I’ve explicitly referenced Corrupted in two projects. In 2006, I began a project called THIS IS NOT MY WORLD, where over the years I’d invite a selection of graphic designers to do their take on that slogan, which was originally attached to the side of a government building by a group of dissident Yugoslavian artists protesting against the Tito regime. I finished that project in 2019, and for the last banner in that series I invited Masahiko Ohno, who is the graphic designer for Corrupted, to do his take.
Then when I was doing a survey show in 2012, I remember taking a Corrupted T-shirt off, and on the back of the T-shirt, in small letters, it said, “the colour of the sky has melted”. I thought, that’s a really apt title for this exhibition, because everything I was presenting was in black-and-white.
I grew up with bands like Slint, Fugazi, Shellac, Godspeed You!
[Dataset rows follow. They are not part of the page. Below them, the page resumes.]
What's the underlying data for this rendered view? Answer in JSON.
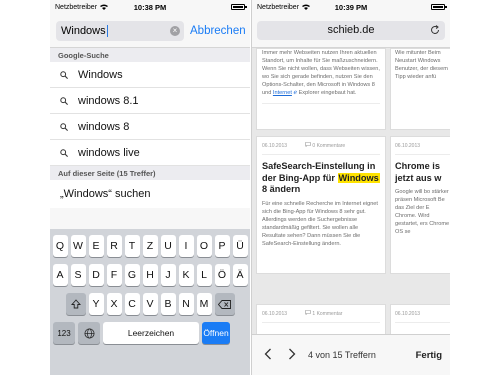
{
  "left": {
    "status": {
      "carrier": "Netzbetreiber",
      "time": "10:38 PM"
    },
    "search": {
      "value": "Windows",
      "cancel_label": "Abbrechen"
    },
    "google_header": "Google-Suche",
    "suggestions": [
      "Windows",
      "windows 8.1",
      "windows 8",
      "windows live"
    ],
    "page_header": "Auf dieser Seite (15 Treffer)",
    "page_find": "„Windows“ suchen",
    "keyboard": {
      "row1": [
        "Q",
        "W",
        "E",
        "R",
        "T",
        "Z",
        "U",
        "I",
        "O",
        "P",
        "Ü"
      ],
      "row2": [
        "A",
        "S",
        "D",
        "F",
        "G",
        "H",
        "J",
        "K",
        "L",
        "Ö",
        "Ä"
      ],
      "row3": [
        "Y",
        "X",
        "C",
        "V",
        "B",
        "N",
        "M"
      ],
      "key_123": "123",
      "space_label": "Leerzeichen",
      "go_label": "Öffnen"
    }
  },
  "right": {
    "status": {
      "carrier": "Netzbetreiber",
      "time": "10:39 PM"
    },
    "url": "schieb.de",
    "card_a": {
      "text_before_link": "Immer mehr Webseiten nutzen Ihren aktuellen Standort, um Inhalte für Sie maßzuschneidern. Wenn Sie nicht wollen, dass Webseiten wissen, wo Sie sich gerade befinden, nutzen Sie den Options-Schalter, den Microsoft in Windows 8 und",
      "link": "Internet",
      "text_after_link": "Explorer eingebaut hat."
    },
    "card_b": {
      "text": "Wie mitunter Beim Neustart Windows Benutzer, der diesem Tipp wieder anfü"
    },
    "card_c": {
      "date": "06.10.2013",
      "comments": "0 Kommentare",
      "title_before": "SafeSearch-Einstellung in der Bing-App für",
      "title_highlight": "Windows",
      "title_after": "8 ändern",
      "body": "Für eine schnelle Recherche im Internet eignet sich die Bing-App für Windows 8 sehr gut. Allerdings werden die Suchergebnisse standardmäßig gefiltert. Sie wollen alle Resultate sehen? Dann müssen Sie die SafeSearch-Einstellung ändern."
    },
    "card_d": {
      "date": "06.10.2013",
      "title": "Chrome is jetzt aus w",
      "body": "Google will bo stärker präsen Microsoft Be das Ziel der E Chrome. Wird gestartet, ers Chrome OS se"
    },
    "card_e": {
      "date": "06.10.2013",
      "comments": "1 Kommentar"
    },
    "card_f": {
      "date": "06.10.2013"
    },
    "find_bar": {
      "count": "4 von 15 Treffern",
      "done_label": "Fertig"
    }
  }
}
Black Emperor… those noise bands, that ecstatic blast of sound. I think it’s a kind of poetry of ruin, a confrontational experience, working with obliteration but, as you say, in a coherent way. It’s an entirety: of sense experience, of attention, an integrity of devoted art, even as it’s about collapse and entropy. Something erotic, sensate, scary...
It’s about creating your own worlds and finding like-minded communities. There are always communities involved. One that I’m involved in is the underground noise scene, which is a small international one.
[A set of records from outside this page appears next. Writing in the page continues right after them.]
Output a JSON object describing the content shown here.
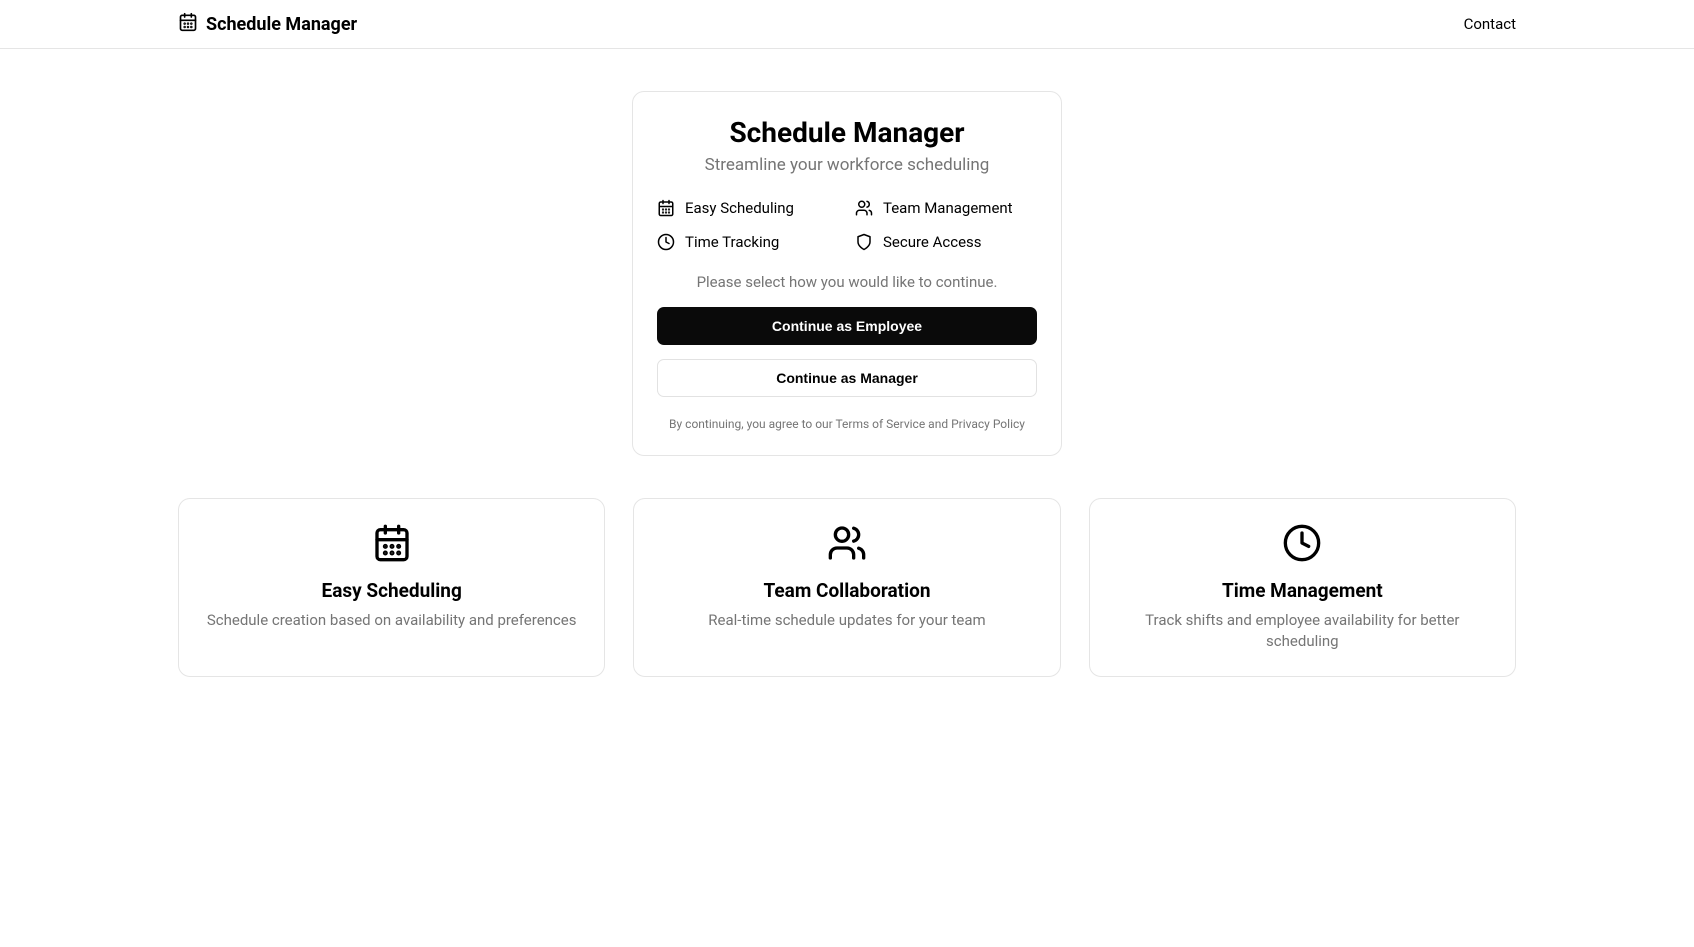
{
  "header": {
    "brand": "Schedule Manager",
    "contact": "Contact"
  },
  "card": {
    "title": "Schedule Manager",
    "subtitle": "Streamline your workforce scheduling",
    "features": [
      {
        "label": "Easy Scheduling"
      },
      {
        "label": "Team Management"
      },
      {
        "label": "Time Tracking"
      },
      {
        "label": "Secure Access"
      }
    ],
    "prompt": "Please select how you would like to continue.",
    "employee_btn": "Continue as Employee",
    "manager_btn": "Continue as Manager",
    "terms": "By continuing, you agree to our Terms of Service and Privacy Policy"
  },
  "info_cards": [
    {
      "title": "Easy Scheduling",
      "desc": "Schedule creation based on availability and preferences"
    },
    {
      "title": "Team Collaboration",
      "desc": "Real-time schedule updates for your team"
    },
    {
      "title": "Time Management",
      "desc": "Track shifts and employee availability for better scheduling"
    }
  ]
}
In many big cities around the world there’s always the same kind of 30, 40, 50 people that are into it. It’s got nothing to do with money. It’s an attitude, a spirit.
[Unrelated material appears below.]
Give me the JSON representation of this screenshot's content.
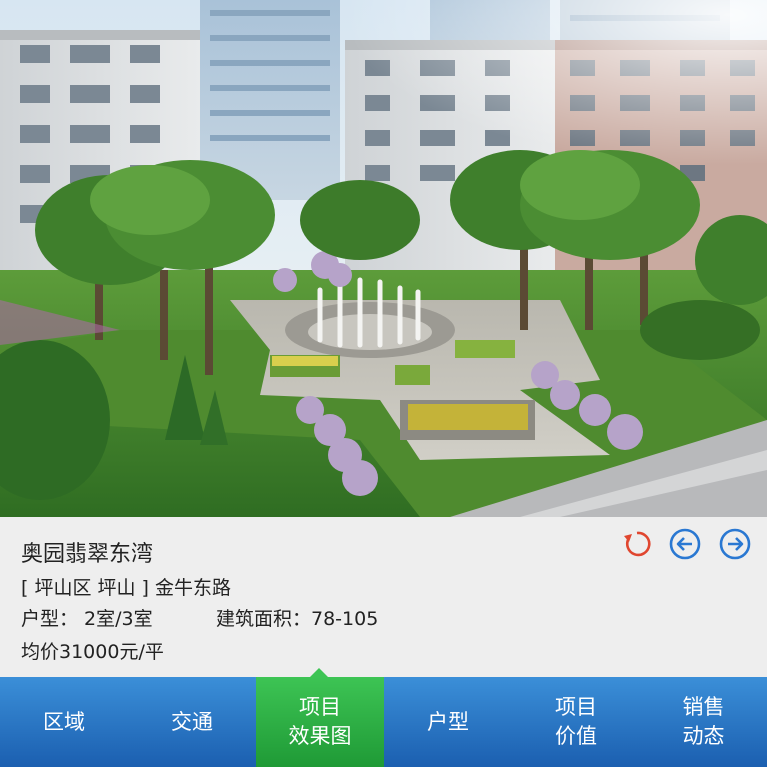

The punk and post-punk scenes are associated with the renegade, the resistant. How does this fit to your evolution as an artist? Was it a process of finding the courage?
Growing up as a wog kid in the suburbs you become resilient early on – and defiant of the dominant order. It’s a refusal, isn’t it?
I think for some it can take a long time and a lot of courage to get to it, to push everything else aside.
Your own work tests the viewer’s engagement; they come for something adrenalised and immersive.
I make work that I want to experience, and hope that along the way it’ll find people who also want to experience it. For example, I have a project called Spectral Arrows in which I set up the equipment (guitar, distortion, lots of amplifiers) with my back to the audience and perform for the entirety of the opening hours of the gallery. I want the sound to be impenetrable, so it’s like a wall. The first hour is always difficult but after that I lose sense of time and that’s when interesting things really begin to happen. It’s a bit like standing in the ocean with the waves crushing you all day: that’s the sensation. You lose sense of time and space and in the end the sound can take you places you hadn’t imagined.
Your Mass Black Implosion series also involves a kind of violence applied to music.
It takes scores by composers who are known for trying to push the language of music. I take their scores, have them reproduced 1:1, then I choose a point arbitrarily on that score, then I rule a line from every single note on that score back to this point, as a proposition for a new composition, and that is: imagine if all those notes were played at once. So it’s essentially a noise piece, all the notes reduced to a moment of singular impact. It’s to do with intensity, bringing all those forces back in on themselves. That’s what I attempt to do when I perform live, trying to harness those forces and create a physical experience. All of a sudden I’m totally consumed by where the sound is taking me. I’ll just let it ride and go with it.